В этом году Энджи приходилось мириться с тем, что ее сын начал высказывать подобные замечания. Семиклассники из Маунт-Корта должны были возвращаться в общежитие к восьми часам, за исключением тех случаев, когда их сопровождал взрослый. Впрочем, гарантировать, что среди невинных семиклассников не найдется любителей более поздних прогулок, было нельзя. Просто до сих пор Дуги еще не приглашали на ночные гуляния. Энджи вздохнула.

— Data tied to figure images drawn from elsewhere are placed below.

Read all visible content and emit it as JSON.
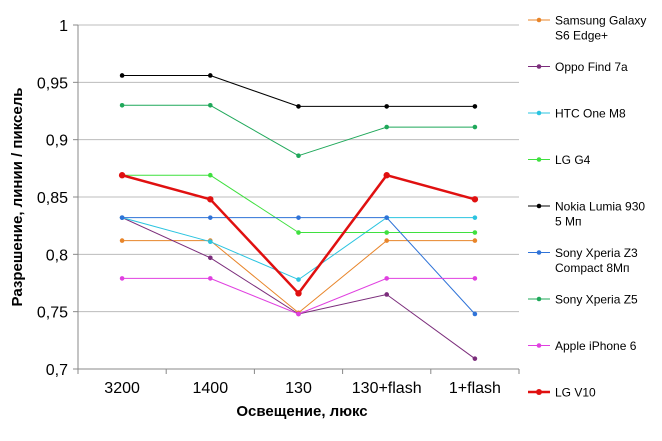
{
  "chart_data": {
    "type": "line",
    "title": "",
    "xlabel": "Освещение,  люкс",
    "ylabel": "Разрешение,  линии / пиксель",
    "categories": [
      "3200",
      "1400",
      "130",
      "130+flash",
      "1+flash"
    ],
    "ylim": [
      0.7,
      1.0
    ],
    "yticks": [
      0.7,
      0.75,
      0.8,
      0.85,
      0.9,
      0.95,
      1
    ],
    "ytick_labels": [
      "0,7",
      "0,75",
      "0,8",
      "0,85",
      "0,9",
      "0,95",
      "1"
    ],
    "grid": "horizontal",
    "legend_position": "right",
    "series": [
      {
        "name": "Samsung Galaxy S6 Edge+",
        "legend_lines": [
          "Samsung Galaxy",
          "S6 Edge+"
        ],
        "color": "#e8852a",
        "width": 1,
        "values": [
          0.812,
          0.812,
          0.749,
          0.812,
          0.812
        ]
      },
      {
        "name": "Oppo Find 7a",
        "legend_lines": [
          "Oppo Find 7a"
        ],
        "color": "#7b2d7b",
        "width": 1,
        "values": [
          0.832,
          0.797,
          0.748,
          0.765,
          0.709
        ]
      },
      {
        "name": "HTC One M8",
        "legend_lines": [
          "HTC One M8"
        ],
        "color": "#2bc4e0",
        "width": 1,
        "values": [
          0.832,
          0.811,
          0.778,
          0.832,
          0.832
        ]
      },
      {
        "name": "LG G4",
        "legend_lines": [
          "LG G4"
        ],
        "color": "#3fe03f",
        "width": 1,
        "values": [
          0.869,
          0.869,
          0.819,
          0.819,
          0.819
        ]
      },
      {
        "name": "Nokia Lumia 930 5 Мп",
        "legend_lines": [
          "Nokia Lumia 930",
          "5 Мп"
        ],
        "color": "#000000",
        "width": 1,
        "values": [
          0.956,
          0.956,
          0.929,
          0.929,
          0.929
        ]
      },
      {
        "name": "Sony Xperia Z3 Compact 8Мп",
        "legend_lines": [
          "Sony Xperia Z3",
          "Compact 8Мп"
        ],
        "color": "#2f73d8",
        "width": 1,
        "values": [
          0.832,
          0.832,
          0.832,
          0.832,
          0.748
        ]
      },
      {
        "name": "Sony Xperia Z5",
        "legend_lines": [
          "Sony Xperia Z5"
        ],
        "color": "#1fa85a",
        "width": 1,
        "values": [
          0.93,
          0.93,
          0.886,
          0.911,
          0.911
        ]
      },
      {
        "name": "Apple iPhone 6",
        "legend_lines": [
          "Apple iPhone 6"
        ],
        "color": "#e040e0",
        "width": 1,
        "values": [
          0.779,
          0.779,
          0.748,
          0.779,
          0.779
        ]
      },
      {
        "name": "LG V10",
        "legend_lines": [
          "LG V10"
        ],
        "color": "#e01010",
        "width": 2.5,
        "values": [
          0.869,
          0.848,
          0.766,
          0.869,
          0.848
        ]
      }
    ]
  }
}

– Ну пожалуйста, Дуги, ради меня. Последние дни были очень трудными для меня, и это не прошло даром. Меньше всего мне хотелось бы расстраиваться из-за тебя, а ведь я буду – если ты пойдешь на встречу с друзьями и подружками в Рилсе. В другой раз, может быть…

– Но…

– Твой отец нуждается в поддержке. Он в подавленном настроении.

– Но…

Энджи подняла руку, чмокнула его и ушла. На первом этаже она упаковала белье для стирки, взяла ключи от автомобиля и, крикнув Бену, что уходит, направилась к двери. Она пыталась собраться с мыслями. Она подумала о том, насколько легче было бы Пейдж, если бы ей не нужно было работать по утрам.

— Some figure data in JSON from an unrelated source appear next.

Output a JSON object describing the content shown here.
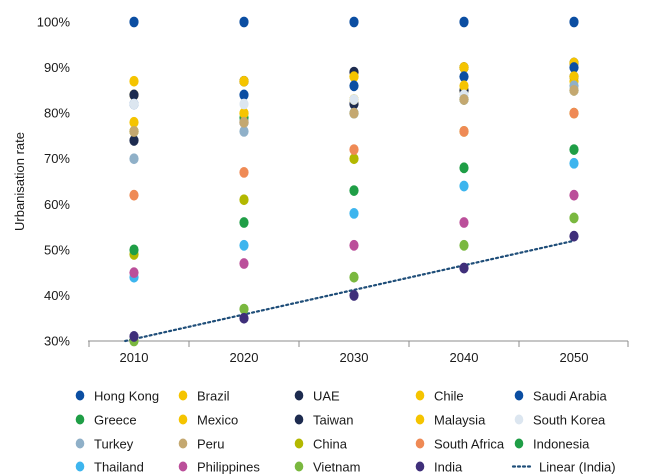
{
  "chart_data": {
    "type": "scatter",
    "ylabel": "Urbanisation rate",
    "xlabel": "",
    "x": [
      "2010",
      "2020",
      "2030",
      "2040",
      "2050"
    ],
    "ylim": [
      30,
      100
    ],
    "yticks": [
      "30%",
      "40%",
      "50%",
      "60%",
      "70%",
      "80%",
      "90%",
      "100%"
    ],
    "grid": false,
    "legend_position": "bottom",
    "trendline": {
      "name": "Linear (India)",
      "color": "#1f4e79",
      "style": "dotted",
      "of_series": "India"
    },
    "series": [
      {
        "name": "Hong Kong",
        "color": "#0b4ea2",
        "values": [
          100,
          100,
          100,
          100,
          100
        ]
      },
      {
        "name": "Brazil",
        "color": "#f5c400",
        "values": [
          84,
          87,
          88,
          90,
          91
        ]
      },
      {
        "name": "UAE",
        "color": "#1d2b4f",
        "values": [
          84,
          87,
          89,
          90,
          91
        ]
      },
      {
        "name": "Chile",
        "color": "#f5c400",
        "values": [
          87,
          87,
          88,
          90,
          91
        ]
      },
      {
        "name": "Saudi Arabia",
        "color": "#0b4ea2",
        "values": [
          82,
          84,
          86,
          88,
          90
        ]
      },
      {
        "name": "Greece",
        "color": "#1f9e46",
        "values": [
          76,
          79,
          80,
          83,
          85
        ]
      },
      {
        "name": "Mexico",
        "color": "#f5c400",
        "values": [
          78,
          80,
          83,
          85,
          87
        ]
      },
      {
        "name": "Taiwan",
        "color": "#1d2b4f",
        "values": [
          74,
          78,
          82,
          85,
          88
        ]
      },
      {
        "name": "Malaysia",
        "color": "#f5c400",
        "values": [
          76,
          80,
          83,
          86,
          88
        ]
      },
      {
        "name": "South Korea",
        "color": "#dce6f0",
        "values": [
          82,
          82,
          83,
          84,
          85
        ]
      },
      {
        "name": "Turkey",
        "color": "#8fb0c8",
        "values": [
          70,
          76,
          80,
          83,
          86
        ]
      },
      {
        "name": "Peru",
        "color": "#c4a870",
        "values": [
          76,
          78,
          80,
          83,
          85
        ]
      },
      {
        "name": "China",
        "color": "#b3b800",
        "values": [
          49,
          61,
          70,
          76,
          80
        ]
      },
      {
        "name": "South Africa",
        "color": "#ef8a55",
        "values": [
          62,
          67,
          72,
          76,
          80
        ]
      },
      {
        "name": "Indonesia",
        "color": "#1f9e46",
        "values": [
          50,
          56,
          63,
          68,
          72
        ]
      },
      {
        "name": "Thailand",
        "color": "#3db5ee",
        "values": [
          44,
          51,
          58,
          64,
          69
        ]
      },
      {
        "name": "Philippines",
        "color": "#bb4f9a",
        "values": [
          45,
          47,
          51,
          56,
          62
        ]
      },
      {
        "name": "Vietnam",
        "color": "#7ab83f",
        "values": [
          30,
          37,
          44,
          51,
          57
        ]
      },
      {
        "name": "India",
        "color": "#3f2f7a",
        "values": [
          31,
          35,
          40,
          46,
          53
        ]
      }
    ]
  }
}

В субботу прием шел с девяти до двенадцати. В первую очередь принимали пациентов с острыми болями, а таких по субботам обыкновенно бывало мало. На дежурстве достаточно было одного врача, и вопрос, кто будет дежурить в субботу, всегда являлся поводом для дружных споров и добродушных перебранок.

Энджи подумала, что было бы неплохо, если бы Питер согласился заменить на дежурстве Пейдж. Она вернулась на кухню и позвонила ему.

Таверна была самым известным заведением в городе и оставалась таким, сколько себя помнил Питер Грейс. Его отец выпивал в ней, а еще раньше – его дед, и, хотя грубо сколоченные скамейки и столы, а также оголенные электрические лампочки давно заменили полированными сосновыми панелями и светильниками от Тиффани, заведение по-прежнему сохраняло деревенский стиль. Если верить старшим братьям Питера, ни один мужчина в Таккере не имел права пользоваться таковым, пока не выберет для себя личный загончик в Таверне. С этой точки зрения Питер не являлся мужчиной до тридцати лет, то есть до того времени, когда он вернулся в Таккер после окончания медицинского института и имел за плечами четыре года практической работы в качестве педиатра. Тогда – и только тогда отпрыск рода Грейсов, который в свое время покинул Таккер, набрался смелости, чтобы выбрать для себя загончик.

Его загончик – это своеобразная будка, окружавшая стол, за которым он сидел, был второй от двери и хорошо просматривался, в отличие от других будок, находившихся в глубине зала. Питеру нравилось быть на виду. Он был важным человеком, много путешествовавшим и делавшим такие вещи, на которые вряд ли были способны его земляки. Кроме того, он был врачом, уважаемой персоной в городе. Пациенты его любили, и их обожание действовало на него как наркотик. Это было свидетельством успеха, которое нельзя было купить ни за какие деньги и которое помогало ему забывать то время, когда он чувствовал себя неудачником.